The prediction model drawn up by Xu et al. [42] was developed from a kernel density estimation of dose-volume histograms (DVHs) of FB- and DIBH-IMRT plans by extracting features from a reference training dataset according to a knowledge-based approach (machine learning-like). The DVH prediction worked only within the same breath setting: the FB and DIBH models were able to predict the FB and DIBH clinical plan dosimetries, respectively, but each model was unable to predict the reverse respiratory condition (FB → DIBH and vice versa), hence the need for two CT scans in any case. By contrast, Koide et al. [43] synthesized a DIBH-CT model starting from the corresponding FB-CT planning with a good consistency between the predicted mean heart dose and the actually planned. This might allow to candidate to the additional DIBH-CT scan only the cases who actually benefit from it, with consequent saving of resources and time.

Currently, the heart sparing deriving from DIBH irradiation may be regarded as an axiom without clinical validation. Indeed, no study clinically confirmed the DIBH benefit in terms of reduction of CVD risk. Conversely, some reports failed to detect any significant difference in cardiac muscle perfusion imaging (SPECT) among LBC patients submitted to RT with or without DIBH: both groups showed reduction of apical cardiac perfusion. This finding raises doubts about the harmlessness of the lower radiation doses carried by the DIBH technique [44].

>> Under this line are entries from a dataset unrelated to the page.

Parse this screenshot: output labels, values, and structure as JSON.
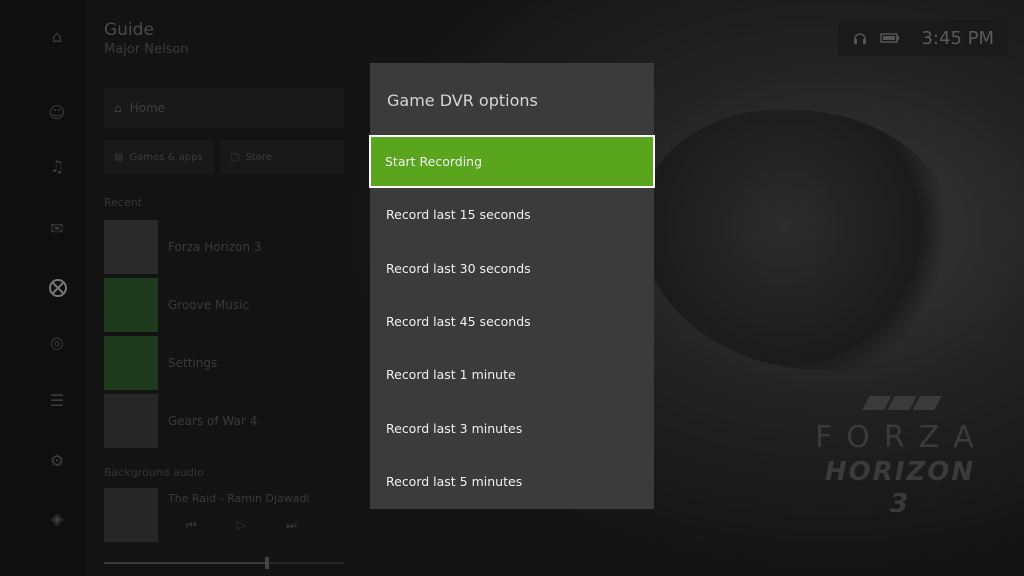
{
  "guide": {
    "title": "Guide",
    "username": "Major Nelson",
    "home_label": "Home",
    "games_apps_label": "Games & apps",
    "store_label": "Store",
    "recent_header": "Recent",
    "recent": [
      {
        "label": "Forza Horizon 3"
      },
      {
        "label": "Groove Music"
      },
      {
        "label": "Settings"
      },
      {
        "label": "Gears of War 4"
      }
    ],
    "now_playing_header": "Background audio",
    "now_playing_song": "The Raid - Ramin Djawadi",
    "playback_progress": 0.68
  },
  "status": {
    "time": "3:45 PM"
  },
  "dialog": {
    "title": "Game DVR options",
    "items": [
      {
        "label": "Start Recording",
        "selected": true
      },
      {
        "label": "Record last 15 seconds"
      },
      {
        "label": "Record last 30 seconds"
      },
      {
        "label": "Record last 45 seconds"
      },
      {
        "label": "Record last 1 minute"
      },
      {
        "label": "Record last 3 minutes"
      },
      {
        "label": "Record last 5 minutes"
      }
    ]
  },
  "background": {
    "game_logo_line1": "FORZA",
    "game_logo_line2": "HORIZON 3"
  },
  "colors": {
    "accent": "#5aa51e",
    "dialog_bg": "#3b3b3b"
  }
}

None of the findings here discussed prevails over the others because their reliability should be tested and validated in much larger cohorts. However, this paper offers a comprehensive and useful overview of predictors to be implemented in routine clinical practice to better organize the therapeutic proposal for LBC patients needing adjuvant RT. Moreover, updated consensuses on the best management of cardiac issues among cancer patients can properly assist the breast radiation oncologist’s work [45].

4. Conclusions

Not all LBC patients benefit equally from DIBH technique. An upfront selection of the main beneficiaries by using simple predictors could allow to well-organize the workload of high-volume departments. Large external datasets are needed to cross-validate the findings here summarized. The dosimetric improvements should also be clinically confirmed to assess the appropriateness and reliability of this irradiation technique and to state how many treatments are necessary to prevent a radiation-induced cardiac death within healthcare cost-effectiveness analyses.